Most of the games use now Miles Audio interface to determine audio (which
work ok under windows 95) or HMA Audio interface which doesn’t (at least on
my configuration). If you have a game with HMA do the following: boot under
dos, run setup for audio and enter the soundblaster emulation parameters
(without testing). Then reboot under Windows 95 and the game will hopefully
work ok with sound. Note that a fair amount of games now use only sound for
both sound fx and music and not midi (adlib) music.


3.4 List of Games

Doom			Works ok with sound and music. Need at least Windows
			95 drivers version beta 4.00.

Master of Magic		Works ok under dos, but needs a powerful processor
			for emulation

Duke Nukem 3D Sh.	Works ok with sound and music

Descent	Demo		Works ok with sound and music

Descent 2 Demo		Works ok with sound and music

Toshinden Demo		Works ok with sound

Witchaven		Works ok with sound and music

Tekwar			Works ok with sound and music

Command & Conquer	Works ok with sound

Screamer		Works ok with sound and music

Warcraft 2		Works ok with sound and music

Rayman			Works ok with sound, the program will exit twice to
			Windows 95 when you set the sound but just click ok and
			continue to execute it.

Destruction Derby	Seems to work ok with sound, but some GPFs occur when
			you exit.


4 The Portable Sound Plus and Iomega Zip drive (// version)
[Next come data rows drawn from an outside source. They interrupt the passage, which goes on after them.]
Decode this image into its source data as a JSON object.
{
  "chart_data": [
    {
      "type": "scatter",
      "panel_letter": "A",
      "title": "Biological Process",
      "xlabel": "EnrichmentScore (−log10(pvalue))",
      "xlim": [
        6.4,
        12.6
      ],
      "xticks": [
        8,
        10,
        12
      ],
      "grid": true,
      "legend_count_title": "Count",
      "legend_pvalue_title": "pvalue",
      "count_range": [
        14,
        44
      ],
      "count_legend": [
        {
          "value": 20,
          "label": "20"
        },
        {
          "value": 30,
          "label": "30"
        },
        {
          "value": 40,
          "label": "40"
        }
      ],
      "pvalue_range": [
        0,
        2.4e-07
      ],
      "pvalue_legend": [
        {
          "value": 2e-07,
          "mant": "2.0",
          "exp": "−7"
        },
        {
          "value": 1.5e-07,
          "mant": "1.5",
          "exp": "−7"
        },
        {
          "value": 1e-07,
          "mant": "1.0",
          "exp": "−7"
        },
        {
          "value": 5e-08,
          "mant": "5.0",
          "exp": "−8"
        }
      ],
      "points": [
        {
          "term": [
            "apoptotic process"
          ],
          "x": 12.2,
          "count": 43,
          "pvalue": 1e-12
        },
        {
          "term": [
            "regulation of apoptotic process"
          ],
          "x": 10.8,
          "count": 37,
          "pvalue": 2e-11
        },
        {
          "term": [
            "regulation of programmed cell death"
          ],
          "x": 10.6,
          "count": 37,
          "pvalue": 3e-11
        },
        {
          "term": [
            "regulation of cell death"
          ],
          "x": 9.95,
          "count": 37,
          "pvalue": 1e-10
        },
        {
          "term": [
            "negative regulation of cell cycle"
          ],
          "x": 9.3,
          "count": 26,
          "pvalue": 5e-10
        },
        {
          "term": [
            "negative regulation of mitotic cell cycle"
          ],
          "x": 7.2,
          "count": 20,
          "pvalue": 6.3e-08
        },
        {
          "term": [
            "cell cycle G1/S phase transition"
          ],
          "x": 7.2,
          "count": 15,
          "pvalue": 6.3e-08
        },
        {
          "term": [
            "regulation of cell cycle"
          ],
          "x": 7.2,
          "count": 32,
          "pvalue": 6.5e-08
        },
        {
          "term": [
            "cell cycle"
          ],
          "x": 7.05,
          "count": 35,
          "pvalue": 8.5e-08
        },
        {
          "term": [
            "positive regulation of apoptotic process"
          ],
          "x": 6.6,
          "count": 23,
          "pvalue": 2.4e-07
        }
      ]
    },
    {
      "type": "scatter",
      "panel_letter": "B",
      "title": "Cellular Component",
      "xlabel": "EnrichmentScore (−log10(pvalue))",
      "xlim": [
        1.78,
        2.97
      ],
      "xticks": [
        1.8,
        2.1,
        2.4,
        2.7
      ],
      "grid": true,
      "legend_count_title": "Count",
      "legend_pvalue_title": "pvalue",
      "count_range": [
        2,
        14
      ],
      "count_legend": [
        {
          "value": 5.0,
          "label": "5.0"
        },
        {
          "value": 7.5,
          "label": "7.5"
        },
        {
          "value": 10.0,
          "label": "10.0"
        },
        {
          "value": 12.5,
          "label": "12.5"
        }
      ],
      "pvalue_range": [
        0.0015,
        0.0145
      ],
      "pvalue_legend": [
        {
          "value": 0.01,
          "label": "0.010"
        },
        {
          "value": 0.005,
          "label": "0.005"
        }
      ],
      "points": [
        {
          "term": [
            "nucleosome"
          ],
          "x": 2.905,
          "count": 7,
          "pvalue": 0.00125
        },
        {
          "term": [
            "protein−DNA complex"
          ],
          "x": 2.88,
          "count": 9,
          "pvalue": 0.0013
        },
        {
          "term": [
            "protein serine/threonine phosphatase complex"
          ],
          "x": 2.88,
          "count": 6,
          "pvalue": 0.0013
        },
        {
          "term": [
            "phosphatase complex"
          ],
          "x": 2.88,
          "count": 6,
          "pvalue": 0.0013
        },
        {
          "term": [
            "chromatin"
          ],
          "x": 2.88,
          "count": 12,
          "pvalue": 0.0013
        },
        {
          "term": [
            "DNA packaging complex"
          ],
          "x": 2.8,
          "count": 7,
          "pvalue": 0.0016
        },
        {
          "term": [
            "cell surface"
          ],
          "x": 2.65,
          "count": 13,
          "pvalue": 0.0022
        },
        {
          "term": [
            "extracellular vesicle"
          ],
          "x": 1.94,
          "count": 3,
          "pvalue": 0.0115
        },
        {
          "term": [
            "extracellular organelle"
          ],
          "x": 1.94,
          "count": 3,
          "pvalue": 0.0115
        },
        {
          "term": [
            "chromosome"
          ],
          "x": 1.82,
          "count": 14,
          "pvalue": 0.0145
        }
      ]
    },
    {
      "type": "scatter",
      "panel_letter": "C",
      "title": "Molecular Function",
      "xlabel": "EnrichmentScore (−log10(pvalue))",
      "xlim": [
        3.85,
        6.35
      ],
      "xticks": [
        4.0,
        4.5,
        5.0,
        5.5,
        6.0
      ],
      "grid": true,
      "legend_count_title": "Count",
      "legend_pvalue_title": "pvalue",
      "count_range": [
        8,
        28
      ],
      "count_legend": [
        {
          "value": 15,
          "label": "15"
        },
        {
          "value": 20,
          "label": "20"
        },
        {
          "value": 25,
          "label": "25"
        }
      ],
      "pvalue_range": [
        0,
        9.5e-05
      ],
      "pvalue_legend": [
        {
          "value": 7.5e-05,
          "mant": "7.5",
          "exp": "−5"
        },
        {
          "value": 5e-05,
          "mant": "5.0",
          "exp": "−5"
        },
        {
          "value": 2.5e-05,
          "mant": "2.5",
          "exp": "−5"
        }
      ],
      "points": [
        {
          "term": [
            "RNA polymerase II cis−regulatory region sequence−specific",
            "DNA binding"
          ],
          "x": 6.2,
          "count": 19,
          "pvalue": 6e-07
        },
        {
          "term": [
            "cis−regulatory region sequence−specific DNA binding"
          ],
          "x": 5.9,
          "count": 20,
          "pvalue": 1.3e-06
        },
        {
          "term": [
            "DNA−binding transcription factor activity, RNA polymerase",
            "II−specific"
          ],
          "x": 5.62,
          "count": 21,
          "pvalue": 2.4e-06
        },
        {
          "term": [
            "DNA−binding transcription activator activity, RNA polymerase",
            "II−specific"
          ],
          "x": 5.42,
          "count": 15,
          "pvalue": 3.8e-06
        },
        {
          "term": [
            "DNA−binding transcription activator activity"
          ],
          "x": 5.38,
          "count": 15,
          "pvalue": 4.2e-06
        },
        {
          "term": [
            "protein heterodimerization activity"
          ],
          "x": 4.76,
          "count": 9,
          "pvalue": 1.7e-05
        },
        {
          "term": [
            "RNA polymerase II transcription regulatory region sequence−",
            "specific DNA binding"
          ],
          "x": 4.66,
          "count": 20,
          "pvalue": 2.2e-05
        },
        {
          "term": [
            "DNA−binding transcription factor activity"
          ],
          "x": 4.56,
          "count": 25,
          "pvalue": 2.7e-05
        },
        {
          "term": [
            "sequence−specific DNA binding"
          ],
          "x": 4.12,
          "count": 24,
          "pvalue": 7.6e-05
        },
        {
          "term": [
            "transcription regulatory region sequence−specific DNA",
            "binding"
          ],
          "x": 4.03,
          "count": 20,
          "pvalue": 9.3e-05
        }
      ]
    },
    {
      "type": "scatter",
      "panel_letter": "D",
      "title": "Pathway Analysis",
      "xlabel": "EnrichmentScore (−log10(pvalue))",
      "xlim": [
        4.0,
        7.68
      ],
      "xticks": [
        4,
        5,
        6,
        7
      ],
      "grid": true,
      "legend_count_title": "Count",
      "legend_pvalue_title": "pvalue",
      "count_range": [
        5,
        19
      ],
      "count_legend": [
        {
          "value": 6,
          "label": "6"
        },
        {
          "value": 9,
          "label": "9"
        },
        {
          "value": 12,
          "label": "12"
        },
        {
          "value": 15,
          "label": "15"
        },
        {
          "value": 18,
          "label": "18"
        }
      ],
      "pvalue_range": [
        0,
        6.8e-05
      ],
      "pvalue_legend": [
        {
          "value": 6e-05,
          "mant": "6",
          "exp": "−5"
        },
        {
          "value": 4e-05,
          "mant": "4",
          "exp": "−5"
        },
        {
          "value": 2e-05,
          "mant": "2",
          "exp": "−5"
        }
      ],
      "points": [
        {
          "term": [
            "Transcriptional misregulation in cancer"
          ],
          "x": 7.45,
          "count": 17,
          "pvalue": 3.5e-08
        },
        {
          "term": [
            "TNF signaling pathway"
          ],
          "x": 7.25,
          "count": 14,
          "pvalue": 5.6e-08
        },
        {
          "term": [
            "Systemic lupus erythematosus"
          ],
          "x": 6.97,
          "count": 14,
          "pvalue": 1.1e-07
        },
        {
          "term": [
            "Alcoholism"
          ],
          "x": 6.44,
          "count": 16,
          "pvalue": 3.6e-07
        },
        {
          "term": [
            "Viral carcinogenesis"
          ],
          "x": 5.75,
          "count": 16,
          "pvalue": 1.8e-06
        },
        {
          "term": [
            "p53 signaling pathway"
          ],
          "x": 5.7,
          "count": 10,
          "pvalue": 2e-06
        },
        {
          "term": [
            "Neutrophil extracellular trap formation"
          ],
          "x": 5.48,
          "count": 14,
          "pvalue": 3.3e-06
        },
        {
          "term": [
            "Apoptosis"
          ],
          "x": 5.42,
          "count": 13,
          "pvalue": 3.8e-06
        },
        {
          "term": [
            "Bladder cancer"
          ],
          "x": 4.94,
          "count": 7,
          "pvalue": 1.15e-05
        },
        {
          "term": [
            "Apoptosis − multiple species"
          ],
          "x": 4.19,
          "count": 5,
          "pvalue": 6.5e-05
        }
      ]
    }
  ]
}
Well, I have bought an Iomega Zip drive on the parallel port, and
of course it conflicts with the Portable Sound Plus.

But it is possible to use them both if you make sure you -never- use them
at the same time.

The best setting is to put first the Iomega Zip drive (and to load its
windows 95 driver first), better have problems with sound rather than a corrupt
Zip disk. Then it should work ok if you follow the above rule, but as soon
as you use both you either got a warning from the Dsp audio driver (doesn’t
matter) or the computer hangs (much more trouble ...).